There are many range finders in the market today, so what makes Leupold’s 2012 GX Golf Rangefinders different? The difference is in the “smart key” technology that gives more detailed information than simple distances. For instance, it can tell if the flag, bunker or whatever you’re targeting is uphill or downhill and will adjust distances. It’s the equivalent of actual distance versus what the target is playing.
Also, the GX-4i version comes with a detachable smart key that turns a simple rangefinder into a device that acts like an actual caddie. The smart key attachment also adds the “True Golf Range” and “Club Selector” features that, after inputting your distances with a few different irons, will give you a club suggestion for the shot you’re targeting with the rangefinder. Imagine having a 132-yard shot and an uphill lie. Because you normally hit a 9-iron 130 yards, the GX-4i will adjust the distance for an uphill green and suggest you hit 8-iron instead.

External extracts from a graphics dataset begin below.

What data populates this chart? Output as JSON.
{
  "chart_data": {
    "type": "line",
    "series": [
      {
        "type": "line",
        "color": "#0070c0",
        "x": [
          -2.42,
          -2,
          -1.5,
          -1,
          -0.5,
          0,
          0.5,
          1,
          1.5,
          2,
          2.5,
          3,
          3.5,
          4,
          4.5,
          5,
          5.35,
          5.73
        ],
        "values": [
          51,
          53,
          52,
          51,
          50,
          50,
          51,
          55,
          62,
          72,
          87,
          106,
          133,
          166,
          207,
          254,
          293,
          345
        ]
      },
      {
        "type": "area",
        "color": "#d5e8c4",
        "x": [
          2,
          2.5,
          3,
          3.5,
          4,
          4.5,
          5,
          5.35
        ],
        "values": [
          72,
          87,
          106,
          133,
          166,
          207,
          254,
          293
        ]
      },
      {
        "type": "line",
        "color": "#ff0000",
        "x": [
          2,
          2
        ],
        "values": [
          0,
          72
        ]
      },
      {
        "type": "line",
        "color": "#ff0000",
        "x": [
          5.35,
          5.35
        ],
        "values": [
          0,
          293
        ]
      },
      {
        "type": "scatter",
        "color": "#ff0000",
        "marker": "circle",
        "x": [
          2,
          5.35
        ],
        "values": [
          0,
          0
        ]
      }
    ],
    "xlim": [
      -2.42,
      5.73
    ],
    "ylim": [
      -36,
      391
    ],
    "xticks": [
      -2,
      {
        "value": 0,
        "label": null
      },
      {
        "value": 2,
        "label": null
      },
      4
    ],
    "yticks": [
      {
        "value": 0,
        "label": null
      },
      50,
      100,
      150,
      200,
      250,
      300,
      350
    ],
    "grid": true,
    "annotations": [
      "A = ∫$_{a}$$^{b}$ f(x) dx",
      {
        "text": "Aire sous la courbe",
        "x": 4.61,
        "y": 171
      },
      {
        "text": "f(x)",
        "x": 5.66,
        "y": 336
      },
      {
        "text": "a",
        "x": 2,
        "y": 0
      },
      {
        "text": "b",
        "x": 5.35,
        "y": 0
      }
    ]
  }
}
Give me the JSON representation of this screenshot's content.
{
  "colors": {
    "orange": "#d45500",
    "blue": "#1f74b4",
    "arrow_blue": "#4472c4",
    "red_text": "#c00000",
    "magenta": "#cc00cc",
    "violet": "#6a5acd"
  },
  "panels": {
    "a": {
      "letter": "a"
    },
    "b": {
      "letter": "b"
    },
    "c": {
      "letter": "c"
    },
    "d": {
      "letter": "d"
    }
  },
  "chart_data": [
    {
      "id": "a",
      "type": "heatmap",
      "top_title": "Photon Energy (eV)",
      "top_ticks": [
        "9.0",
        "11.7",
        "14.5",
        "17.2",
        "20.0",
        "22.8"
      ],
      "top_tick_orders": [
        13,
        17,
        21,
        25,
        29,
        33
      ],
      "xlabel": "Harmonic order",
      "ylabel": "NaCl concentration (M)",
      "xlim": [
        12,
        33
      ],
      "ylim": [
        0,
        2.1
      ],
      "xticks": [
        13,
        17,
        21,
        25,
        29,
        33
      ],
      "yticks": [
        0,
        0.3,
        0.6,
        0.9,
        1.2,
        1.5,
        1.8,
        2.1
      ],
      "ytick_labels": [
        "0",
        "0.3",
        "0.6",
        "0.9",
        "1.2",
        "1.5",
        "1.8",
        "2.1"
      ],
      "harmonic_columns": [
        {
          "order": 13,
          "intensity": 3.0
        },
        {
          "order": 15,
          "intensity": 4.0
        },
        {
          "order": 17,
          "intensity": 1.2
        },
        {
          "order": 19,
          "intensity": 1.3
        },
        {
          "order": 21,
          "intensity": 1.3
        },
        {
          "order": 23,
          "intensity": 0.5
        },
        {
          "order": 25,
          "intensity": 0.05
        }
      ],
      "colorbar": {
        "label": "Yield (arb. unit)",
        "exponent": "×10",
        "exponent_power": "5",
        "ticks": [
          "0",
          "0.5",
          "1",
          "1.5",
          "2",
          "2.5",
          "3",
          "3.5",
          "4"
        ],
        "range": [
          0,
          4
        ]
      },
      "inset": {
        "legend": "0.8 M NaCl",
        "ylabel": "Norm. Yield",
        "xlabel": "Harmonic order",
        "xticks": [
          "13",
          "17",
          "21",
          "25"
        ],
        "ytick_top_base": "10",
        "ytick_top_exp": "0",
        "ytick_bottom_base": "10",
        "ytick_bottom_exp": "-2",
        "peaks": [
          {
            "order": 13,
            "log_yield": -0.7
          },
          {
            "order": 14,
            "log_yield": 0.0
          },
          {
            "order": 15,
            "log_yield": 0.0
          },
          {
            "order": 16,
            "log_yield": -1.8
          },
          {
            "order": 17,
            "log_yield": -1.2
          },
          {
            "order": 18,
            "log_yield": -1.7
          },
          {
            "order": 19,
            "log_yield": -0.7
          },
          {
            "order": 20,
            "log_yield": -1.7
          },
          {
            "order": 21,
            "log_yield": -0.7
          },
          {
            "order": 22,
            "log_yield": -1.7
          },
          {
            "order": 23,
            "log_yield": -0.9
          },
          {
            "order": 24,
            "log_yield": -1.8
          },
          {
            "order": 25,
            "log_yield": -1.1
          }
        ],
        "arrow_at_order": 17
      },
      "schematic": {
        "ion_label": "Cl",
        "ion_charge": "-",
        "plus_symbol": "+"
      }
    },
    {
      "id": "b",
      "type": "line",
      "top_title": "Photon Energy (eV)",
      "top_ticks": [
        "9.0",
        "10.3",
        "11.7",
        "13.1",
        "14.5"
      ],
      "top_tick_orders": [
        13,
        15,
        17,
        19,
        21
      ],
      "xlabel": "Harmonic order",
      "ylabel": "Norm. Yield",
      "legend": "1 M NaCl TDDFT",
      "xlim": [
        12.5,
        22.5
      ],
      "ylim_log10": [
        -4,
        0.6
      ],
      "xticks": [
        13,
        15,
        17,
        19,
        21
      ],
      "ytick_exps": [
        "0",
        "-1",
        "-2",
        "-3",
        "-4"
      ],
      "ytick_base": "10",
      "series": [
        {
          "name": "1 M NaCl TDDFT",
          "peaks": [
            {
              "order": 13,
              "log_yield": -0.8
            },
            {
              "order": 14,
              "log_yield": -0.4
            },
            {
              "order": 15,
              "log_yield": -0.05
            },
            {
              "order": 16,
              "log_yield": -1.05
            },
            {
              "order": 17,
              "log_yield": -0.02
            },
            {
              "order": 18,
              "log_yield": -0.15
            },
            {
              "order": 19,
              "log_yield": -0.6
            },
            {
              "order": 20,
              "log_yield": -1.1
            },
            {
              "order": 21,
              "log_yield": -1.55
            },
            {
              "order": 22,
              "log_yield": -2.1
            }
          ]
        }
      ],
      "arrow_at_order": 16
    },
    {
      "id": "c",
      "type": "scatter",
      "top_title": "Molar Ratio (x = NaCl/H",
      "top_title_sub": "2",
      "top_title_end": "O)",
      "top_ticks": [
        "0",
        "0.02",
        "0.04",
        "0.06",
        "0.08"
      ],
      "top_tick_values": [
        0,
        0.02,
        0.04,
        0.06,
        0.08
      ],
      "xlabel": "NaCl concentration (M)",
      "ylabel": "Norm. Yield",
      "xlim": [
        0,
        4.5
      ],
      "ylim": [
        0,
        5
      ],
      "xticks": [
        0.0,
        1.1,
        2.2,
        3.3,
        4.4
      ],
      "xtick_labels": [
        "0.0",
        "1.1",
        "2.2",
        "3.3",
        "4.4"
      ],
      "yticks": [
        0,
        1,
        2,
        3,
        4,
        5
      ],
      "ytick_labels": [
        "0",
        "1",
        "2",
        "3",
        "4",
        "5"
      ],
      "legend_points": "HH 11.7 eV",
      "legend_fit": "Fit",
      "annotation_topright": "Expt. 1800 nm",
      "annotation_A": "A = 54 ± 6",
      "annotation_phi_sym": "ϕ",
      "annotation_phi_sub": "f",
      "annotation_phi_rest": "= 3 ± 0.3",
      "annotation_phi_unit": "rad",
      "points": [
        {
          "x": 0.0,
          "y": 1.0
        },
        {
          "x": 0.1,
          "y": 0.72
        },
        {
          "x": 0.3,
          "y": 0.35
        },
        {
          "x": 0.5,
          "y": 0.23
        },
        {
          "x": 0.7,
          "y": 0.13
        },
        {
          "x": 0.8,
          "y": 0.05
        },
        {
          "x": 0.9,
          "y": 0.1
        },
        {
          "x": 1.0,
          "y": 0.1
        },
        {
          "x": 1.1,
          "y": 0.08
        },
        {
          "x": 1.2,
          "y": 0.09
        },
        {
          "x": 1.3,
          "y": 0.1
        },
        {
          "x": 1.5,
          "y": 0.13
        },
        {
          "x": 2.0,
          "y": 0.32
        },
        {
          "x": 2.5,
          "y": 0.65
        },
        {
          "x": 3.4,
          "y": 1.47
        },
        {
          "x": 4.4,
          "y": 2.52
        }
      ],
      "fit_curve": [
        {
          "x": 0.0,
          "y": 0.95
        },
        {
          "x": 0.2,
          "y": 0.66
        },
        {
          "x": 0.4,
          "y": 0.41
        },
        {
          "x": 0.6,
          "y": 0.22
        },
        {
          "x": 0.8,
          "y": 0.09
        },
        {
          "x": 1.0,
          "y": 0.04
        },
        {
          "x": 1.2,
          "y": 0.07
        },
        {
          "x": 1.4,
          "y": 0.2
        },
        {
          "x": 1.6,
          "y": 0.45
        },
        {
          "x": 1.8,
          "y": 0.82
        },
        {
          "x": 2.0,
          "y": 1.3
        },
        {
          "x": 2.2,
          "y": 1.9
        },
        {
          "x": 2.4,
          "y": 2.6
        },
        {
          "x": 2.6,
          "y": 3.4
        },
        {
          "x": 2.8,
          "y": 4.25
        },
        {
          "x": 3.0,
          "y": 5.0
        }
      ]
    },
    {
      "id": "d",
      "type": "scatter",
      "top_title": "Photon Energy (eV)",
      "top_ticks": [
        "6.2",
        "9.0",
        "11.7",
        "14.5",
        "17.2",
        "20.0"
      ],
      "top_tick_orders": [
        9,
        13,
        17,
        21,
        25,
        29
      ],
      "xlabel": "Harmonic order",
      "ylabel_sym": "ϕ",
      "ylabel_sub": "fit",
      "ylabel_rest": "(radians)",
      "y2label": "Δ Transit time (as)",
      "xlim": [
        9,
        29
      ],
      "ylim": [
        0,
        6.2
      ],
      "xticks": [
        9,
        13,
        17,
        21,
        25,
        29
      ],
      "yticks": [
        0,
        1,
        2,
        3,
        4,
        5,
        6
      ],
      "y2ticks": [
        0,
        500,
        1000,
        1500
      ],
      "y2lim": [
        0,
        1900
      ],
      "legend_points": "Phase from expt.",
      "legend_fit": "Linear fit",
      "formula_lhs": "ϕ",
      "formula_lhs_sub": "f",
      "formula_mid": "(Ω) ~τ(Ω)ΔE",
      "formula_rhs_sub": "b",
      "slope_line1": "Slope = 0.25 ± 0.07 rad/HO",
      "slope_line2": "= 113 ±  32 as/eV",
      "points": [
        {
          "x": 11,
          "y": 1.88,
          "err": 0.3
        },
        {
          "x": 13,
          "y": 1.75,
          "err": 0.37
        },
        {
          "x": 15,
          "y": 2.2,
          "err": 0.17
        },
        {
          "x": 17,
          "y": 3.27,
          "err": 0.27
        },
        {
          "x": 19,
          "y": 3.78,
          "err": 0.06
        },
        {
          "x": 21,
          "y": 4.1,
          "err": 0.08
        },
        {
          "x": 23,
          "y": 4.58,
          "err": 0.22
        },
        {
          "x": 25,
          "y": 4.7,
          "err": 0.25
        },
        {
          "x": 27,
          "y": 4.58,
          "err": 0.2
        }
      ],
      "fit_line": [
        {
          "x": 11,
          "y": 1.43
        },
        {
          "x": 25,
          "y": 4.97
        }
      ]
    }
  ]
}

The GX rangefinders are durable and a perfect size. They feel comfortable in the hand. The red interface that displays when you look through the eyepiece is a welcome upgrade from rangefinders that use a simple grayscale. Check out golf.leupold.com for specs and details.
If you’re looking to improve your game, set up and posture might be a good place to start – and Smart Body Golf’s Leverage Discs can help keep you stable. A large number of golfers fall into the bad habit of starting their swing poorly. Lower body stability, preventing swaying, and increasing quality rotational movement patterns all can be achieved by spending a few minutes every day on the Leverage Discs.
Each disc is about three pounds, 13 inches in diameter and made of PVC so they won’t slip when you’re standing on them. Taking swings with a club or even empty-handed if you don’t have room can help your posture and weight distribution immensely.
The discs can help your swing from the ground up, literally. Weight transfer is where a lot of players get stuck because they’re leaning out in front of the ball and leaving the clubface open. Staying centered and rotating around your spine will help you square the clubface. Grab a pair of Leverage Discs and focus on turning rather than shifting.